Noting that the conflict scenarios are often characterised by breakdown in the rule of law, absence of effective state institutions, proliferation of illicit economic activities and illegal exploitation of natural resources, he said these factors are also manipulated by terrorist and radical groups to serve their nefarious objectives.
Kwatra stressed that the need of the hour is a holistic approach, coordinated action and a clear strategy that addresses the challenges to peacekeeping operations and peacebuilding.
He noted that in contemporary conflicts, solutions often lie in the political and social domains, not just the security. "As such, peace operations can create conditions for political and social processes to take hold, but not replace them," he said.
India pointed out that peacekeeping and peacebuilding are mutually exclusive and attempts to extend the role of peacekeeping missions to peacebuilding tasks would strengthen neither. Indeed weaken both."
Further, he said that the military component of peacekeeping can only play an enabling role but cannot on its own bring about peacebuilding.
"Realistic assessment in this regard is the need of the hour, he said.
Kwatra added that when it pertains to Africa, it is important that solutions anchored in African regional organisations are given a priority and as a good road ahead for resolution of many contemporary armed conflicts.
"India recognises the primacy of national governments and authorities in identifying and driving priorities, strategies and activities for sustaining peace. What is needed is to work closely with member states, in line with their national requirements and needs rather than advocate prescriptions and solutions from outside," he said.
He noted that as the world's largest democracy, India is convinced that representative and inclusive governance structures will help stabilise peace, safeguard fundamental rights, protect rule of law, and make governance representative, transparent, responsive and people centric.
"We need to encourage nurturing such governance structures in countries in conflict settings.
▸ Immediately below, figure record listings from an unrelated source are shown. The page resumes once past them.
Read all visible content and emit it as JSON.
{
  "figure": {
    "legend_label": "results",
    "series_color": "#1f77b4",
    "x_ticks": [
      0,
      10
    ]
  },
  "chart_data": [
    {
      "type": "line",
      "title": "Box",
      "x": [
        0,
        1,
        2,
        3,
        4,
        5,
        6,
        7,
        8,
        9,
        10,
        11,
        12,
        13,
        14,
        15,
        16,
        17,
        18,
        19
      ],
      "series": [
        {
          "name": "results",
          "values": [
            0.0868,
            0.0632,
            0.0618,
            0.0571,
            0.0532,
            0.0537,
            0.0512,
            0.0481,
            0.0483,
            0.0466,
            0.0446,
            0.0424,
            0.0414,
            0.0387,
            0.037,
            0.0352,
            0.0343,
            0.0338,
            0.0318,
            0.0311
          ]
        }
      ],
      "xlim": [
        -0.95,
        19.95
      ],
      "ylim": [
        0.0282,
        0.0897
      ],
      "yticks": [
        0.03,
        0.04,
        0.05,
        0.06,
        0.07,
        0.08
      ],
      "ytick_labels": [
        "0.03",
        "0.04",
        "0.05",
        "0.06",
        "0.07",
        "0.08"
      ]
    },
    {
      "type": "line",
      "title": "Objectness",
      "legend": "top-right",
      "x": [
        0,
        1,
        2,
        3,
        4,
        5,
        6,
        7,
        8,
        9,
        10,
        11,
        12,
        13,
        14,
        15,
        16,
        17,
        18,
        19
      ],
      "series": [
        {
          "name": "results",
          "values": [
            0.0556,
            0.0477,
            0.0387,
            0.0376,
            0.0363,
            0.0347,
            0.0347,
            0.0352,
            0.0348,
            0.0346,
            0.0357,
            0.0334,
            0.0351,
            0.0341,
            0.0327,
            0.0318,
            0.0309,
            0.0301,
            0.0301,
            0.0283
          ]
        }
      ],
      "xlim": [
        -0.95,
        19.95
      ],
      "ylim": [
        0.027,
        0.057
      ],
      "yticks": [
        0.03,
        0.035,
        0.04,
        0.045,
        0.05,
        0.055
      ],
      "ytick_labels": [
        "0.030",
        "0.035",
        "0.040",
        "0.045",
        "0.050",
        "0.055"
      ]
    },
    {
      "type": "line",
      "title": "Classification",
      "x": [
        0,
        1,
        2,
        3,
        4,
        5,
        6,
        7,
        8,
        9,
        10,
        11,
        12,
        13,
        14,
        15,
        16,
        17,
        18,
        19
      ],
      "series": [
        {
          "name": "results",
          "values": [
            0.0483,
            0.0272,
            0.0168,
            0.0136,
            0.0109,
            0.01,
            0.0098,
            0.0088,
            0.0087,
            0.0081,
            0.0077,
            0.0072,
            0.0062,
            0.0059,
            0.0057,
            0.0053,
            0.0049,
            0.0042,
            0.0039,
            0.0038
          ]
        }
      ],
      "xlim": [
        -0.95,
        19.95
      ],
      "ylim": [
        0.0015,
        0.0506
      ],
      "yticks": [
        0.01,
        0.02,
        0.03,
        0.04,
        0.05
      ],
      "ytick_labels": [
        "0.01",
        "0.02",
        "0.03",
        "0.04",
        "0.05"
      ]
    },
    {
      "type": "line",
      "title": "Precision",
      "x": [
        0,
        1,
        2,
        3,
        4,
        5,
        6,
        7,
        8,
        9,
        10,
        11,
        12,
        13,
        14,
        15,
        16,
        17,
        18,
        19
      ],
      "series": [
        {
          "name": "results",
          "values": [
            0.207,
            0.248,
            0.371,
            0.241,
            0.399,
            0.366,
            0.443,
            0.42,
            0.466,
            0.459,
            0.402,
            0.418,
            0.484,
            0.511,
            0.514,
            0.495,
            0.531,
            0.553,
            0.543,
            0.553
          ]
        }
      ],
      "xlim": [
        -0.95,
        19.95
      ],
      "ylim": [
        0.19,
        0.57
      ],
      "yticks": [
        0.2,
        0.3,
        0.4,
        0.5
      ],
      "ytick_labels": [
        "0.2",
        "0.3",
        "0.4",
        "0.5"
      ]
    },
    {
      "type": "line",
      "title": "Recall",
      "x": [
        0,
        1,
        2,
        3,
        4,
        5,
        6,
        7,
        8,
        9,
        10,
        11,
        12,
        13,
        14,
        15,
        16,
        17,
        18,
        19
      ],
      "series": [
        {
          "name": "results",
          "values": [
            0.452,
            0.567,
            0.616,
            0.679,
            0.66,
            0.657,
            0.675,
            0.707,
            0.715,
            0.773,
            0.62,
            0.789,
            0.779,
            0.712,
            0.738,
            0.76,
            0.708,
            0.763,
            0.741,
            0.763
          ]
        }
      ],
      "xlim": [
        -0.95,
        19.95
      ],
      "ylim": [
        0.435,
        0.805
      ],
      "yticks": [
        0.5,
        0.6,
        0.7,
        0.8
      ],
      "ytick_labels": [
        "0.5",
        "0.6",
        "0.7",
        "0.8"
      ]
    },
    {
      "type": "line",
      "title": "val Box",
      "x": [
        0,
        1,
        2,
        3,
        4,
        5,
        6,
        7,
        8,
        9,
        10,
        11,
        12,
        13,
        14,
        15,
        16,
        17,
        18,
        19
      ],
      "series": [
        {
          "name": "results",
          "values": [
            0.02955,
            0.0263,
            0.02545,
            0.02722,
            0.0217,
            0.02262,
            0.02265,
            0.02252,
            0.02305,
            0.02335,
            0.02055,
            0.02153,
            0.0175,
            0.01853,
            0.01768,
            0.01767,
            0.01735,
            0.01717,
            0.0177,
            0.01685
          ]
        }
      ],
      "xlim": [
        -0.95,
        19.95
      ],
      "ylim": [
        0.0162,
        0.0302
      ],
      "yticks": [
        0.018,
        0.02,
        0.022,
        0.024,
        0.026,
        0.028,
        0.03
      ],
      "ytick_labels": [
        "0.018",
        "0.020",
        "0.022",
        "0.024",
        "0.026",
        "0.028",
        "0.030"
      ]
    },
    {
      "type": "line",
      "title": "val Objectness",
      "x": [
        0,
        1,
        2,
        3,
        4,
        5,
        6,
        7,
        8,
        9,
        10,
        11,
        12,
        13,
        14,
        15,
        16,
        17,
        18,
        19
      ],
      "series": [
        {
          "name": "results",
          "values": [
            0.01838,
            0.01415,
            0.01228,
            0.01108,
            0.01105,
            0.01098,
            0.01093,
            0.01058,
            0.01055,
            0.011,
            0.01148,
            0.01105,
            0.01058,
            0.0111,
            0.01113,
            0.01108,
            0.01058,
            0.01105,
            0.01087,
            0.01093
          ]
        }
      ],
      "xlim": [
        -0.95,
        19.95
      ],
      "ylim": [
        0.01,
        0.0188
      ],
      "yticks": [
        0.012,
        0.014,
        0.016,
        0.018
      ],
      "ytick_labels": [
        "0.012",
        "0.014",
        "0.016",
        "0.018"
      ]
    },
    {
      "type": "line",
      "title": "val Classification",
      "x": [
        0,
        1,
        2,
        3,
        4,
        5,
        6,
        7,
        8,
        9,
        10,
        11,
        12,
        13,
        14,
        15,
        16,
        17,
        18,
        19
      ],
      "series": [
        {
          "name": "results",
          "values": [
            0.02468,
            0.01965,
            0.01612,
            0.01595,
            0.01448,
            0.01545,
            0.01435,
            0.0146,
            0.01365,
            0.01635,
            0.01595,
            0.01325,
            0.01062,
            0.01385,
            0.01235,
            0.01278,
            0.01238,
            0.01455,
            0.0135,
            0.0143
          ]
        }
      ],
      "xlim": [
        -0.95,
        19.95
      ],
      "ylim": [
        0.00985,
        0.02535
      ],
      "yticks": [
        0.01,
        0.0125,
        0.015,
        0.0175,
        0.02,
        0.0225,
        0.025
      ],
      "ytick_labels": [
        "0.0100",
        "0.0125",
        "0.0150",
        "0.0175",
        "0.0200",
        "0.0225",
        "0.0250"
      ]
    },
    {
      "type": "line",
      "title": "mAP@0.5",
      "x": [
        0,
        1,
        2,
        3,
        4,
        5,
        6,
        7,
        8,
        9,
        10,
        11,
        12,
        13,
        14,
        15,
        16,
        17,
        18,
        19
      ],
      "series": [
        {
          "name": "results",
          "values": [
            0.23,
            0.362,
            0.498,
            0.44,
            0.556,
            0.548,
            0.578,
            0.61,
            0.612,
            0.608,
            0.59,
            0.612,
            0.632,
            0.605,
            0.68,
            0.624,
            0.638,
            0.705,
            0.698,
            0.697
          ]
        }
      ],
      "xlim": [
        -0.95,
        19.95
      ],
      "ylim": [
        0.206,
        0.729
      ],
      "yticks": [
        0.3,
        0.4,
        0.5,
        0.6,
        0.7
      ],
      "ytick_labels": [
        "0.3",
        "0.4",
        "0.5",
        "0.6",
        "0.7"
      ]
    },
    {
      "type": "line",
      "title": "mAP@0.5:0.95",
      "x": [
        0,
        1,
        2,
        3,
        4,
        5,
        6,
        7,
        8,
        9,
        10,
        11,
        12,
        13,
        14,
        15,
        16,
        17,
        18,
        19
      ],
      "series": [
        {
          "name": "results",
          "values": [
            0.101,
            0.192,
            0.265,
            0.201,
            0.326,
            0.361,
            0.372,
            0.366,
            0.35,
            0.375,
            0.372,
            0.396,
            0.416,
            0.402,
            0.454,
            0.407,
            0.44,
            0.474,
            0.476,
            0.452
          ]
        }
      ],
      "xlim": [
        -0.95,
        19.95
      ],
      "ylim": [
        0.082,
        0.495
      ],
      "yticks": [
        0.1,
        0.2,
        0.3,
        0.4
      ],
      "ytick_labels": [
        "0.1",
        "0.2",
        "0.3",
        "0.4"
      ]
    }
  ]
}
This also requires giving them both the time and space they need to deliver efficiently, he said, while also underling that gender sensitivity and inclusivity in the governance and security sector strengthens nation-building.
India also underscored the urgent need for predictable and sustainable financing for peacebuilding efforts to be more effective. "Inadequate financing for peacebuilding activities continues to remain a stumbling block," he said.
Kwatra stressed that in each of these areas, India has made significant contributions. "We have been a bridge builder and a facilitator of consensus on many of the contentious files that this Council has dealt with in the last two years.